Fleishman is patently annoying, he somehow believes he provides value by providing a weekly list of updated Mac apps, and pedestrian “overviews” on how to use Safari and iTunes, and the exact same observations about “Mac culture” that Jon Gruber does (equally annoying).

Even his tagline is saccharine and overly cute “Apple news for the rest of us” Guess what Glenn? I hardly put myself in the same group as you, despite loving my triple-boot Macbook. Fleishman’s a self-promoting tool, who actually provides almost no value.

opit (profile) says:

Working with Google

Time was when bloggers used human assisted search. These days that means online communities like Facebook.
There’s still a lot of fragmentation, even without allowing for the darkweb – or Java. I expect many have no real concept of how to Search until they hit YouTube.
Dogpile or Info.com aggregate more returns than plain Google anyway, and when I use DeepSearch I get returns from my Diigo library plus other assorted info.
Time was blogging was about where to find good content. Wikis, Twitter and RSS have only added more fuel to the fire.

fairuse (profile) says:

Seek and you will find

The search engine finds Stuff. Stuff is made attractive by people.
If it isshiny to the search engine’s eye it is important.
Much work is done to make search engine fall in love with important:

1. content is not important to search engine; waste product.

2. people need to fit search engine with new reading glasses now and then.
content colors them rose.

3. if [find stuff] was easy a search engine would not be necessary.
And as a by product no spam content that looks like important content.
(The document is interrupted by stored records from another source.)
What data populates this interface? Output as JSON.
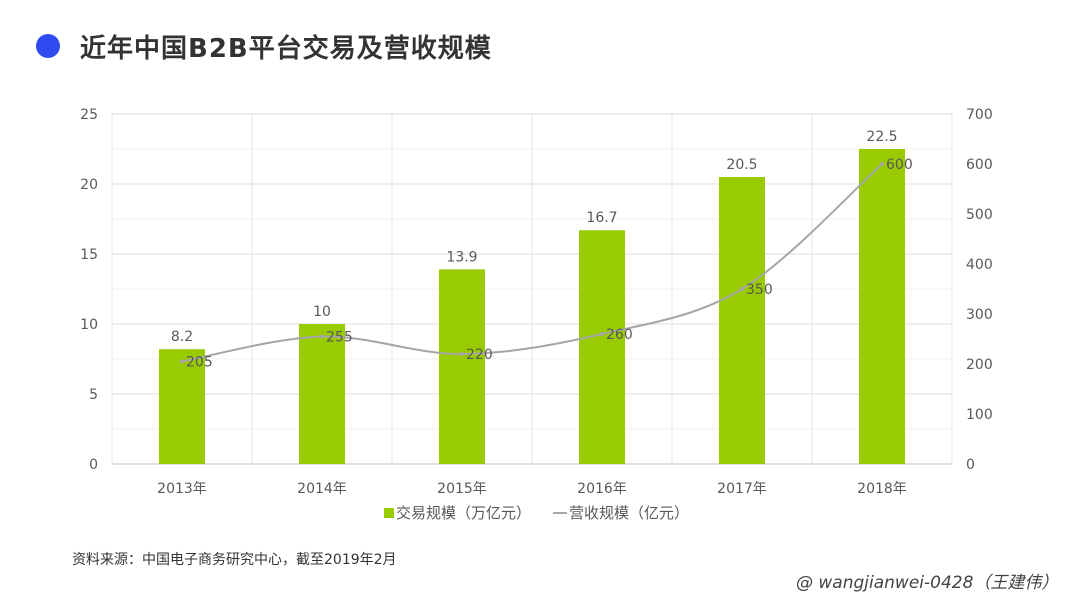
{
  "page": {
    "title": "近年中国B2B平台交易及营收规模",
    "source": "资料来源：中国电子商务研究中心，截至2019年2月",
    "watermark": "@ wangjianwei-0428（王建伟）"
  },
  "colors": {
    "bar": "#99cc00",
    "line": "#a6a6a6",
    "dot": "#2f4bf0",
    "grid": "#e6e6e6",
    "text": "#595959"
  },
  "chart_data": {
    "type": "bar+line",
    "categories": [
      "2013年",
      "2014年",
      "2015年",
      "2016年",
      "2017年",
      "2018年"
    ],
    "series": [
      {
        "name": "交易规模（万亿元）",
        "type": "bar",
        "axis": "left",
        "values": [
          8.2,
          10,
          13.9,
          16.7,
          20.5,
          22.5
        ],
        "labels": [
          "8.2",
          "10",
          "13.9",
          "16.7",
          "20.5",
          "22.5"
        ]
      },
      {
        "name": "营收规模（亿元）",
        "type": "line",
        "axis": "right",
        "values": [
          205,
          255,
          220,
          260,
          350,
          600
        ],
        "labels": [
          "205",
          "255",
          "220",
          "260",
          "350",
          "600"
        ]
      }
    ],
    "y_left": {
      "min": 0,
      "max": 25,
      "ticks": [
        "0",
        "5",
        "10",
        "15",
        "20",
        "25"
      ]
    },
    "y_right": {
      "min": 0,
      "max": 700,
      "ticks": [
        "0",
        "100",
        "200",
        "300",
        "400",
        "500",
        "600",
        "700"
      ]
    },
    "legend": {
      "position": "bottom"
    }
  }
}
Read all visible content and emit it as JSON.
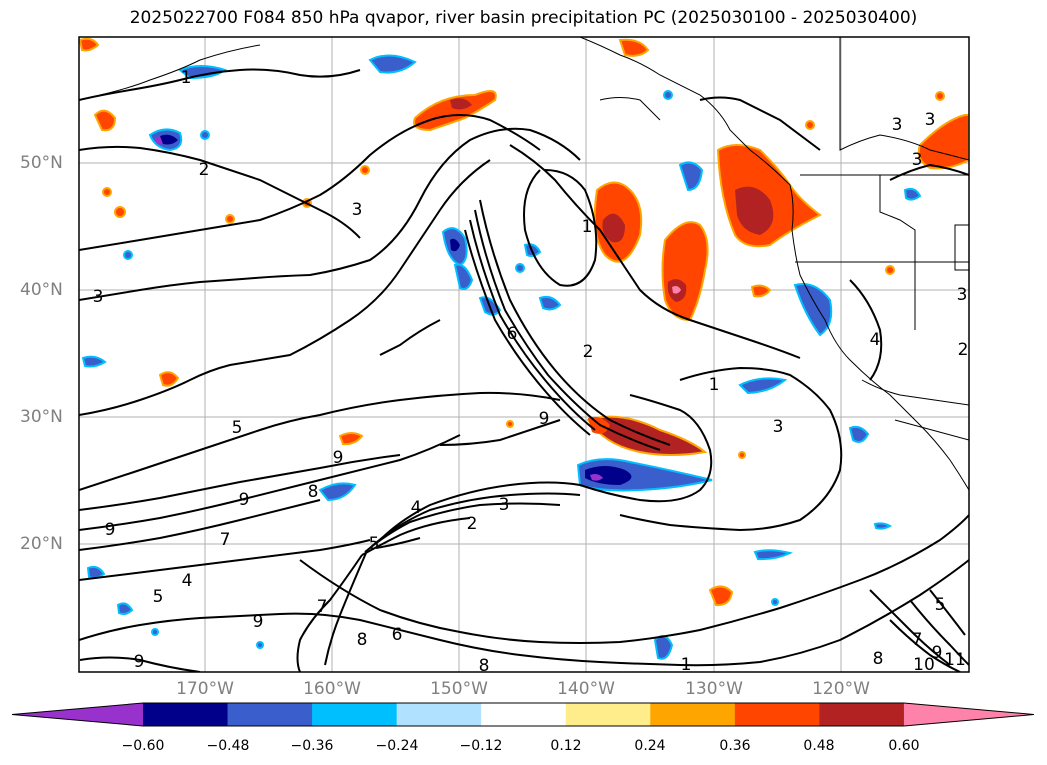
{
  "title": "2025022700 F084 850 hPa qvapor, river basin precipitation PC (2025030100 - 2025030400)",
  "lat_labels": [
    "50°N",
    "40°N",
    "30°N",
    "20°N"
  ],
  "lon_labels": [
    "170°W",
    "160°W",
    "150°W",
    "140°W",
    "130°W",
    "120°W"
  ],
  "colorbar": {
    "ticks": [
      "−0.60",
      "−0.48",
      "−0.36",
      "−0.24",
      "−0.12",
      "0.12",
      "0.24",
      "0.36",
      "0.48",
      "0.60"
    ],
    "colors": [
      "#9932CC",
      "#00008B",
      "#3A5FCD",
      "#00BFFF",
      "#B0E2FF",
      "#FFFFFF",
      "#FFEC8B",
      "#FFA500",
      "#FF4500",
      "#B22222",
      "#FF82AB"
    ]
  },
  "contour_labels": [
    "1",
    "1",
    "2",
    "3",
    "3",
    "3",
    "3",
    "3",
    "4",
    "4",
    "5",
    "5",
    "6",
    "7",
    "8",
    "9",
    "9",
    "9",
    "2",
    "3",
    "1",
    "3",
    "4",
    "2",
    "5",
    "6",
    "7",
    "8",
    "9",
    "10",
    "11",
    "1",
    "2",
    "3",
    "5",
    "7",
    "8",
    "8",
    "9",
    "9",
    "9"
  ]
}
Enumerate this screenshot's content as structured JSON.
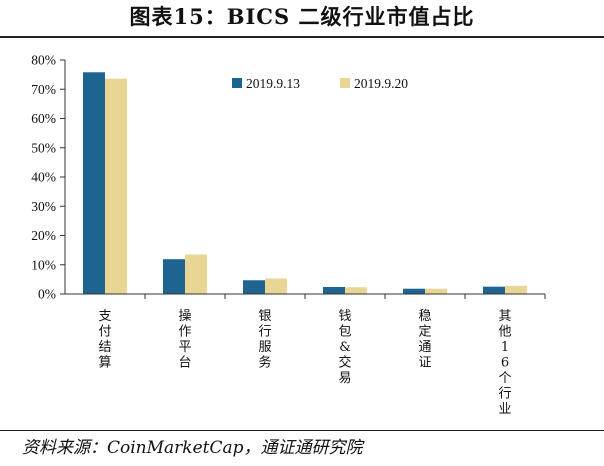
{
  "figure": {
    "title": "图表15：BICS 二级行业市值占比",
    "source": "资料来源：CoinMarketCap，通证通研究院"
  },
  "chart_data": {
    "type": "bar",
    "categories": [
      "支付结算",
      "操作平台",
      "银行服务",
      "钱包&交易",
      "稳定通证",
      "其他16个行业"
    ],
    "series": [
      {
        "name": "2019.9.13",
        "values": [
          75.8,
          11.9,
          4.7,
          2.4,
          1.8,
          2.5
        ],
        "color": "#1f6391"
      },
      {
        "name": "2019.9.20",
        "values": [
          73.6,
          13.5,
          5.3,
          2.3,
          1.8,
          2.8
        ],
        "color": "#e9d594"
      }
    ],
    "ylim": [
      0,
      80
    ],
    "yticks": [
      "0%",
      "10%",
      "20%",
      "30%",
      "40%",
      "50%",
      "60%",
      "70%",
      "80%"
    ],
    "ylabel": "",
    "xlabel": "",
    "grid": false,
    "legend_position": "top-center"
  }
}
4. There is always a photo google find unix

{ it is search and no amount of wishful thinking will make it telepathic }

Paul Keating (profile) says:

Busman's holiday

This reminds of classes in business school in the 80’s (dating myself). The issue then was finding key motivators – money being a short-term motivator at best because very shortly after we get a raise we feel we deserved it. Once we feel it is deserved, the motivation is lost. When people love what they do, they are truly motivated. The concept of the busman’s holiday was the concept that a bus driver who truly loved his work would really “want” to drive his bus even on his day off.

The quoted reason as to why people contribute free content is exactly that – they want to and their emotional desire is sufficient reward for them to perform the task.

Sam (user link) says:

Sorry, but I don't get it

Sorry, but I don’t really get the concept of content farms. How can you tell if a site is a content farm? I know Demand Media provides content farms, but does the tag ‘content farm’ apply to Mashable?
How can Google see if the content is good enough? Like for instance, if you are Indonesian (no offence) and you write an article, but with easy words, is that regarded as bad content?